NBG-vertaling 1951

Leviticus 20:3-19 NBG-vertaling 1951 (NBG51)

3. Ook zal Ik mijn aangezicht tegen die man keren en hem uit het midden van zijn volk uitroeien, omdat hij van zijn kinderen aan de Moloch gegeven heeft, om mijn heiligdom te verontreinigen en mijn heilige naam te ontwijden.

4. Indien echter het volk des lands oogluikend toelaat, dat die man van zijn kinderen aan de Moloch geeft en hem niet ter dood brengt,

5. dan zal Ik mijn aangezicht tegen die man en tegen zijn geslacht keren en Ik zal hem en allen die hem in zijn overspelige verering van de Moloch volgen, uit het midden van hun volk uitroeien.

6. En iemand, die zich tot de geesten van doden of tot waarzeggende geesten wendt, om die overspelig na te lopen – tegen zo iemand zal Ik mijn aangezicht keren en hem uit het midden van zijn volk uitroeien.

7. Heiligt u dan, en weest heilig, want Ik ben de Here, uw God.

8. Zo zult gij mijn inzettingen nauwgezet in acht nemen; Ik ben de Here, die u heilig.

9. Wanneer er iemand is, die zijn vader of zijn moeder vervloekt, die zal zeker ter dood gebracht worden; zijn vader of zijn moeder heeft hij vervloekt, zijn bloedschuld is op hem.

10. En een man, die echtbreuk pleegt met iemands vrouw, echtbreuk pleegt met de vrouw van zijn naaste, zal zeker ter dood gebracht worden; zowel de overspeler als de overspeelster.
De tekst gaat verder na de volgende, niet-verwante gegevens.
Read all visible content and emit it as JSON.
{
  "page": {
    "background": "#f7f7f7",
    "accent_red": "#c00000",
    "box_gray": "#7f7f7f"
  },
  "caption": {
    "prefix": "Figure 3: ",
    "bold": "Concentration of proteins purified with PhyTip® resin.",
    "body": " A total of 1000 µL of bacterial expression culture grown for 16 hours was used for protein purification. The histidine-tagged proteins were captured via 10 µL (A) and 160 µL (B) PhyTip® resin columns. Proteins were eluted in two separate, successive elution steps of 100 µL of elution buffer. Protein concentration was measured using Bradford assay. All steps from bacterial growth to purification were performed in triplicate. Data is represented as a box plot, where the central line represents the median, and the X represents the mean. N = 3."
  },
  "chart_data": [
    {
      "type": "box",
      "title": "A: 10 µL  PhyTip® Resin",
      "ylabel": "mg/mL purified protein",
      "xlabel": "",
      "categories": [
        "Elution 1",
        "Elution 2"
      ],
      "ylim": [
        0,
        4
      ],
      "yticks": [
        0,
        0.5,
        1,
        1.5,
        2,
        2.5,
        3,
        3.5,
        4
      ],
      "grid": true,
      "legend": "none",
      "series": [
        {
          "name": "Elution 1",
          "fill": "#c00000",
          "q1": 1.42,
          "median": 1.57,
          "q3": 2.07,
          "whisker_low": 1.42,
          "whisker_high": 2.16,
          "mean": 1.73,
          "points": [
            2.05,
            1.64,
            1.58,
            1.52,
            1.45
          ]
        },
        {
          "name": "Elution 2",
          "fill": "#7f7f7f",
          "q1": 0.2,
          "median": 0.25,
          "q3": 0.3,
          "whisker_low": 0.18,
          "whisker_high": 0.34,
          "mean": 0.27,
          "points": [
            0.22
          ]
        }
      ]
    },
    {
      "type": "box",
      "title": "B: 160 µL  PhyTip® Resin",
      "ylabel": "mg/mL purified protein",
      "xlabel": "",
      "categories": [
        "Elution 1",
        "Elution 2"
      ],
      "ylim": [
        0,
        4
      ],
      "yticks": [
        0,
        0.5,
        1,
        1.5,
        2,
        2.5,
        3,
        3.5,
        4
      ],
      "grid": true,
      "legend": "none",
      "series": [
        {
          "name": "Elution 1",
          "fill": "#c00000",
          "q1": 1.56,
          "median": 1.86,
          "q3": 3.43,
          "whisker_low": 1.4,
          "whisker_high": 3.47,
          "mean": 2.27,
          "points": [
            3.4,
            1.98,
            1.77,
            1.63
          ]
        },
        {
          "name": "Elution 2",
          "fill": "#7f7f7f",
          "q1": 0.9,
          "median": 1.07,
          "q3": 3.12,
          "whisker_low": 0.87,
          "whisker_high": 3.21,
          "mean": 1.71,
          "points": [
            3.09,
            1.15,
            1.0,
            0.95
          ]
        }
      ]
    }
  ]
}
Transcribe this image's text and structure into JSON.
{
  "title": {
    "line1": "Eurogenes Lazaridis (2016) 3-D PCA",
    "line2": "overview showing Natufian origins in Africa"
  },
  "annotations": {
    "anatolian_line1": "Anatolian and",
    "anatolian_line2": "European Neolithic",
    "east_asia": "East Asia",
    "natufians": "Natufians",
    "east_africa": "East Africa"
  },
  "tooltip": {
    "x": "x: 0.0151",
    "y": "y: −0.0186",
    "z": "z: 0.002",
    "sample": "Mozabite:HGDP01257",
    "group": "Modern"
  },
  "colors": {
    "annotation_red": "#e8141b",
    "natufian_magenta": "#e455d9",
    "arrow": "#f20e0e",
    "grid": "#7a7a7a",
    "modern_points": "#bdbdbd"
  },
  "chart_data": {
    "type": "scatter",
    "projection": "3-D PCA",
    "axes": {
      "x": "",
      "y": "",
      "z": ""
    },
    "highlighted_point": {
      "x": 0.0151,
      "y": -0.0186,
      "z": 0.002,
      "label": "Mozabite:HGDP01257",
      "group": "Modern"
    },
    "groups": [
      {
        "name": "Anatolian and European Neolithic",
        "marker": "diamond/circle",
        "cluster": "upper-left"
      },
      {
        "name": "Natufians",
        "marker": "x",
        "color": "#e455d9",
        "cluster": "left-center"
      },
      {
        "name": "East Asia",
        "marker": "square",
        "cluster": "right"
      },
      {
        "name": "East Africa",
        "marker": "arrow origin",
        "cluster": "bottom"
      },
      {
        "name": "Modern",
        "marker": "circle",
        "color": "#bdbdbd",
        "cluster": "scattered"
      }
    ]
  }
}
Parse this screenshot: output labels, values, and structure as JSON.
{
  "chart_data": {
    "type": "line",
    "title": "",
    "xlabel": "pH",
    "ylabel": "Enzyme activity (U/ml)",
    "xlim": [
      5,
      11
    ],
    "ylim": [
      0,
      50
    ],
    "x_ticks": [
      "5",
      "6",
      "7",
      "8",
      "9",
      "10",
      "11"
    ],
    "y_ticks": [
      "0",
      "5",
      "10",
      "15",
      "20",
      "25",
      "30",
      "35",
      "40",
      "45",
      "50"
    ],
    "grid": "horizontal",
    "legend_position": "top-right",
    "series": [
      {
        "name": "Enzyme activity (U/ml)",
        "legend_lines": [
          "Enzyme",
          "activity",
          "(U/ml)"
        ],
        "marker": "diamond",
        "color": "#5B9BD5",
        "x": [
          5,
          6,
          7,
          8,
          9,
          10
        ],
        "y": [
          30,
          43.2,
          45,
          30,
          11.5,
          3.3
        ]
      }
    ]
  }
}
11. Een man die gemeenschap heeft met de vrouw van zijn vader, de schaamte zijns vaders heeft hij ontbloot – beiden zullen zeker ter dood gebracht worden, hun bloedschuld is op hen.

12. Een man die gemeenschap heeft met zijn schoondochter – beiden zullen zeker ter dood gebracht worden, schandelijke ontucht hebben zij bedreven, hun bloedschuld is op hen.

13. Een man die gemeenschap heeft met iemand van het mannelijk geslacht, zoals men gemeenschap heeft met een vrouw, – beiden hebben een gruwel gedaan, zij zullen zeker ter dood gebracht worden, hun bloedschuld is op hen.

14. Een man die een vrouw en ook haar moeder neemt – bloedschande is het – met vuur zal men hem en haar verbranden, opdat er geen bloedschande in uw midden zij.

15. Een man die met een dier gemeenschap heeft, zal zeker ter dood gebracht worden; het dier zal men afmaken.

16. Een vrouw die tot enig dier nadert, opdat het met haar gemeenschap hebbe – de vrouw en het dier zult gij doden, zij zullen zeker ter dood gebracht worden, hun bloedschuld is op hen.

17. Een man die zijn zuster, de dochter van zijn vader of de dochter van zijn moeder, neemt en haar schaamte ziet en zij ziet zijn schaamte – een schande is het en zij zullen voor de ogen van hun volksgenoten worden uitgeroeid; de schaamte van zijn zuster heeft hij ontbloot, zijn ongerechtigheid zal hij dragen.

18. Een man die bij een vloeiende vrouw ligt en haar schaamte ontbloot – haar bron heeft hij ontbloot en zij heeft de bron van haar bloed ontbloot; beiden zullen zij uitgeroeid worden uit het midden van hun volk.

19. De schaamte van de zuster uwer moeder en van de zuster uws vaders zult gij niet ontbloten, want dan ontbloot men zijn bloedverwant; hun ongerechtigheid zullen zij dragen.